Yes, it helps regulate weight, especially if accompanied by a reduced calorie diet of healthy foods. It may not make you lean but it may make or keep you leaner. It may not make you pain free but it may reduce your pains and make you more functional even if you still have them. It will reduce your risk of cardiovascular and metabolic diseases, your levels of anxiety, depression and even sadness (a temporary state of ‘depression’ that’s subclinical, and it will make it more possible for you to avoid a lifetime of pharmaceutical management of lifestyle diseases that cost time, money and aggravating visits to doctors and hospitals.
Those are just some of the more generic benefits of a regular exercise program!
How does this relate to Flake/Corker and the blog on ‘mistakes’? Simple: every moment of our lives is a decision moment, a choice we are fortunate to be able to make both by the society and culture in which we live as well as the economic and political structures under which we thrive or suffer. Every aspect of one’s life, from one’s personal health to one’s role in a family, workplace or body politic. To ‘walk by a mistake’ is an abrogation of responsibility to any and all aspects of one’s own life.
And to NOT WALK by a walkable place is a mistake, too. That is, way too often, even if we’re not in our exercise mode or attire, we choose to take the easy way out by moving toward the closest parking space, the elevator/escalator or choosing to take a physical shortcut from some activity we know we have to do at some point.
We, as humans, lean toward efficiencies so much so we become inefficient physically and maybe spiritually.
The blog makes the point that, as a consumer, we often accept shoddy work rather than complain to the worker or management for any number of reasons. By doing so, we impose shoddiness on subsequent customers, we reinforce sloppiness by employees who may wish to progress along the employment ladder, and we allow a business to fail by not letting management know there’s a problem. Others then lose their jobs, incomes and investments – just because you, and others, didn’t complain.
We are in some respects customers of wellness whether we go to a gym, engage a trainer, or simply do some exercise at home. When we allow ourselves to skimp on our program or our diet, we may be contributing to the reduced output of a business called ‘our selves’ that may eventually lead to full blown failure.
We are also leaders of others, be they our kids, our peers, our employees, or whatever. As such, we are to be exemplars of behaviors that we would wish them to have, too. (See Flake and Corker.) When we fail to live up to our own standards of wellness, we fail to transmit its importance to others such that the next generation may think less of it, until as a whole no one thinks much of it and it withers off the public view. We essentially contribute to the lack of wellness of our society at large.
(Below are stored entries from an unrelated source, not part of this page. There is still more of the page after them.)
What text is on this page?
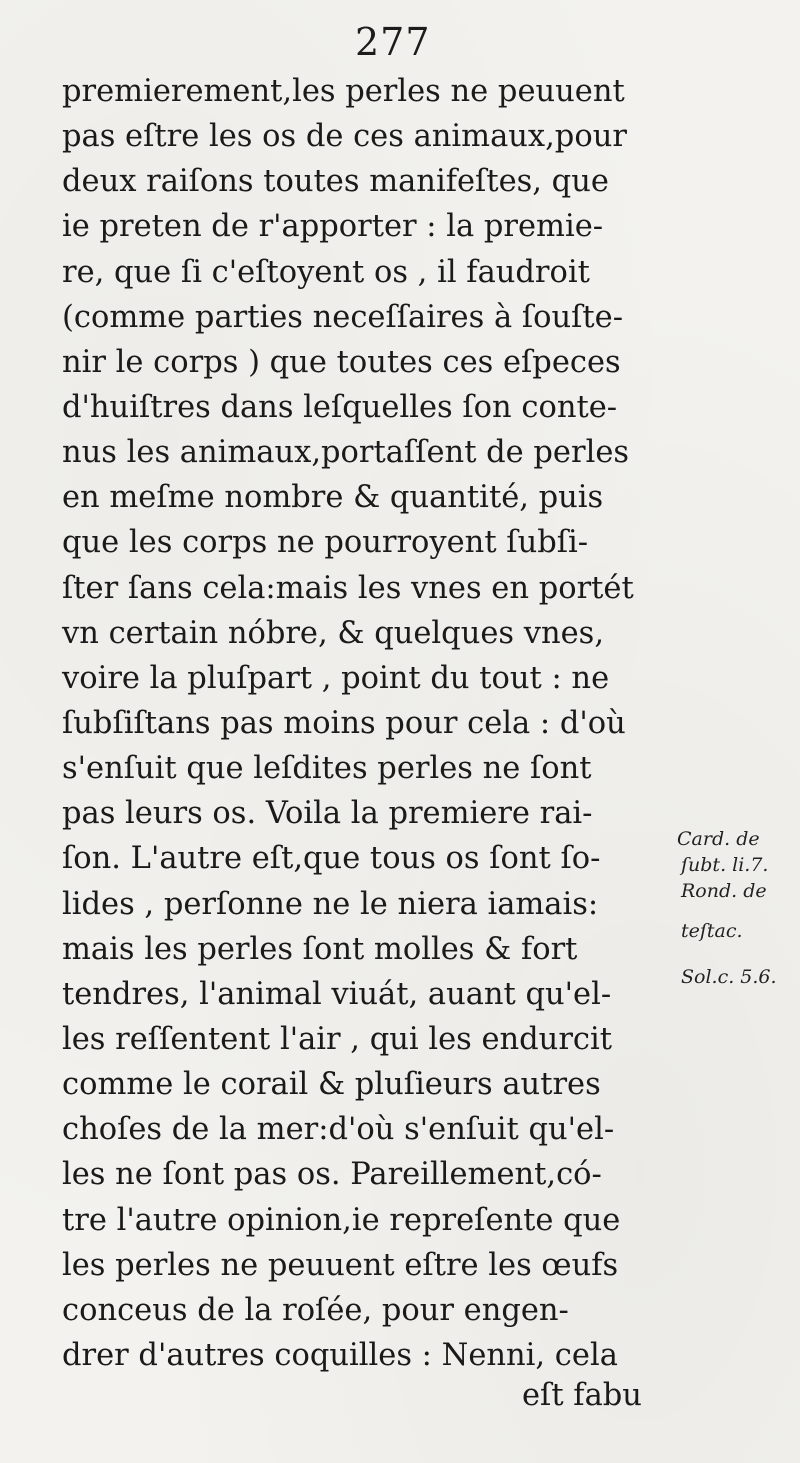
277
premierement,les perles ne peuuent
pas eſtre les os de ces animaux,pour
deux raiſons toutes manifeſtes, que
ie preten de r'apporter : la premie-
re, que ſi c'eſtoyent os , il faudroit
(comme parties neceſſaires à ſouſte-
nir le corps ) que toutes ces eſpeces
d'huiſtres dans leſquelles ſon conte-
nus les animaux,portaſſent de perles
en meſme nombre & quantité, puis
que les corps ne pourroyent ſubſi-
ſter ſans cela:mais les vnes en portét
vn certain nóbre, & quelques vnes,
voire la pluſpart , point du tout : ne
ſubſiſtans pas moins pour cela : d'où
s'enſuit que leſdites perles ne ſont
pas leurs os. Voila la premiere rai-
ſon. L'autre eſt,que tous os ſont ſo-
lides , perſonne ne le niera iamais:
mais les perles ſont molles & fort
tendres, l'animal viuát, auant qu'el-
les reſſentent l'air , qui les endurcit
comme le corail & pluſieurs autres
choſes de la mer:d'où s'enſuit qu'el-
les ne ſont pas os. Pareillement,có-
tre l'autre opinion,ie repreſente que
les perles ne peuuent eſtre les œufs
conceus de la roſée, pour engen-
drer d'autres coquilles : Nenni, cela
Card. de
ſubt. li.7.
Rond. de
teſtac.
Sol.c. 5.6.
eſt fabu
Finally, as the article also concludes, we are undervaluing and undermining our own concepts of who we are, thereby setting a precedent for other ventures in our own lives. By allowing us to excuse ourselves from the most important venture, our own health, we are basically relinquishing control of our destiny. When we get accustomed to doing that too regularly, it makes it easier to do it again…and again…and again.
From our health to that of the family’s or business’s or nation’s, we continue to make excuses and find ourselves in a moment similar to that which Sen. Flake found himself these past few days. How much longer are we, individually and societally, willing to allow the infiltration of lifestyle patterns, values, ideas, mores, etc that are dangerous to our own health to rule?